Desafios do processo de alfabetização em questão no Brasil
Enviada em 06/10/2022
Convém ressaltar, a princípio, que o cenário hostil supracitado acomete o que sustenta a estrutura jurídica do país, visto que, a Contituição Federal assegura que o ensino é um direito de todos e dever do Estado. Contudo, é desesperançoso notar que essas diretrizes não são plenamente aplicadas e, para comprovar isso, é só analisar dados divulgados pela Unesco, que confirma cerca de 14 milhões de pessoas que não sabem ler e escrever, colocando o Brasil em oitavo lugar no ranking mundial de analfabetismo. Nesse viés, é perceptível que o governo não promove planos de ação para incentivar os indivíduos a adiquirirem uma base educacional, para assim, conhecer e lutar por seus direitos. Sob essa ótica, ocorre um risco da norma apresentada ser extinta e reitera o que Dante Alighieri, escritor italiano, expressa: “as leis existem, mas não há quem as apliquem”. Tal panorama, configura-se como desintegrador e não pode ser negligenciado.

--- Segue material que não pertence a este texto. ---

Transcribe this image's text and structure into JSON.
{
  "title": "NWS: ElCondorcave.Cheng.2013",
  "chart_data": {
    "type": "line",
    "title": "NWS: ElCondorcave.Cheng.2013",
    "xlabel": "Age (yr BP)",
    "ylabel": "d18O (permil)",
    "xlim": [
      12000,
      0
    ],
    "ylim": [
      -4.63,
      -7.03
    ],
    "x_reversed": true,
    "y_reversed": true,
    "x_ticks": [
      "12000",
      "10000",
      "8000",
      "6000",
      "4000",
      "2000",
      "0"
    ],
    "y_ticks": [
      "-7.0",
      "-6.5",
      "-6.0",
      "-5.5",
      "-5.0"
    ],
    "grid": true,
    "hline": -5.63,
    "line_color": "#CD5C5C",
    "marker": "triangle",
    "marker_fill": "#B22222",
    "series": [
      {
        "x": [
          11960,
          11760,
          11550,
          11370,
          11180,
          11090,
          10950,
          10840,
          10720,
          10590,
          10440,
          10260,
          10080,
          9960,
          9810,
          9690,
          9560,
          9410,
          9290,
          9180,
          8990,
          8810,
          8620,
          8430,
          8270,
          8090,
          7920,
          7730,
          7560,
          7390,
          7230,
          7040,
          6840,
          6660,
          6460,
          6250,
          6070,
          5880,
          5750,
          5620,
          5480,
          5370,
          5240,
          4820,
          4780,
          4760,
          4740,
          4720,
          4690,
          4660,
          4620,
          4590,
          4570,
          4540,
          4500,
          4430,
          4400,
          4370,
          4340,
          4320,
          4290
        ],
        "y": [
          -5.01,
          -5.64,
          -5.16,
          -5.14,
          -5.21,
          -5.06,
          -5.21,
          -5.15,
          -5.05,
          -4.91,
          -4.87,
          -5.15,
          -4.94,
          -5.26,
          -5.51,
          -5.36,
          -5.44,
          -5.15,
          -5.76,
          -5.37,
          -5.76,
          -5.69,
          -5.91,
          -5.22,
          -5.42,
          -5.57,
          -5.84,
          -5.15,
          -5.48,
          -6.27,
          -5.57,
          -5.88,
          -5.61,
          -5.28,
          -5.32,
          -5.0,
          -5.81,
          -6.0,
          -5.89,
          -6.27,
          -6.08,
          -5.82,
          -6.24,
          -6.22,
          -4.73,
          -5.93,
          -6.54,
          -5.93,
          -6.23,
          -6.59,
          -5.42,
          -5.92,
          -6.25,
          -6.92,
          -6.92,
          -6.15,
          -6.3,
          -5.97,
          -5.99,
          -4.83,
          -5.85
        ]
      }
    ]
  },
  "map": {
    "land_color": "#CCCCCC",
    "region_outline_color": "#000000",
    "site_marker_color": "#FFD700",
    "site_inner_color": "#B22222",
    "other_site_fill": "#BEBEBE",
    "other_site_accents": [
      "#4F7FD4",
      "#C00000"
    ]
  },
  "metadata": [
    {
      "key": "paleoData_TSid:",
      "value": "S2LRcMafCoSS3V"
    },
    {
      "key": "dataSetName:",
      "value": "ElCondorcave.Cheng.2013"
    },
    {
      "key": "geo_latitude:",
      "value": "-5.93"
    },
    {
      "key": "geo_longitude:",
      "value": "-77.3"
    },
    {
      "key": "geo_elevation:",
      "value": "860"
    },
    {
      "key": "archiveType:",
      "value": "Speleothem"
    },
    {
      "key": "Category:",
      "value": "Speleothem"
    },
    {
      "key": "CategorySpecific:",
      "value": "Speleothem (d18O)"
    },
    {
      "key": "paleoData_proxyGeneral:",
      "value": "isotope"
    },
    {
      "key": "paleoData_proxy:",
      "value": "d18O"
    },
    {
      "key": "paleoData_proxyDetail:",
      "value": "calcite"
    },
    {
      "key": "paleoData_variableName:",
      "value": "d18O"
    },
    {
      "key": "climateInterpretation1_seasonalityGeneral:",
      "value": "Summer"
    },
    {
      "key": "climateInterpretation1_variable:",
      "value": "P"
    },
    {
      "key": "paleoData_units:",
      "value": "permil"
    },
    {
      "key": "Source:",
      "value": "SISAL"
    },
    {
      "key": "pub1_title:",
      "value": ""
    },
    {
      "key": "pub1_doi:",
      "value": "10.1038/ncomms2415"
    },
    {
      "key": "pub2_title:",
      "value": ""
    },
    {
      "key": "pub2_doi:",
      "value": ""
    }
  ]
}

Outrossim, é importante pontuar que as desigualdades sociais e a elitização do sistema educacional são outros fatores que contribuem para a perpetuação dessa problemática. Nesse sentido, é lícito referenciar a “Teoria de Habitus” do sociólogo francês, Pierre Bourdieu, a qual alega que o povo tende a incorporar uma determinada estrutura, de modo a naturalizá-la e reproduzí-la. De fato, desde o período colonial, apenas os privilegiados tinham acesso às escolas e podiam ser alfabetizados, ainda hoje essa triste realidade perdura, dado que, segundo o IBGE, maior parte dos analfabetos são pobres e negros. Logo, essa situação fomenta a marginalização, pois o domínio do letramento é condicionante para a participação cultural, socioeconômica e política, principalmente no tempo tecnológico que o mundo se encontra.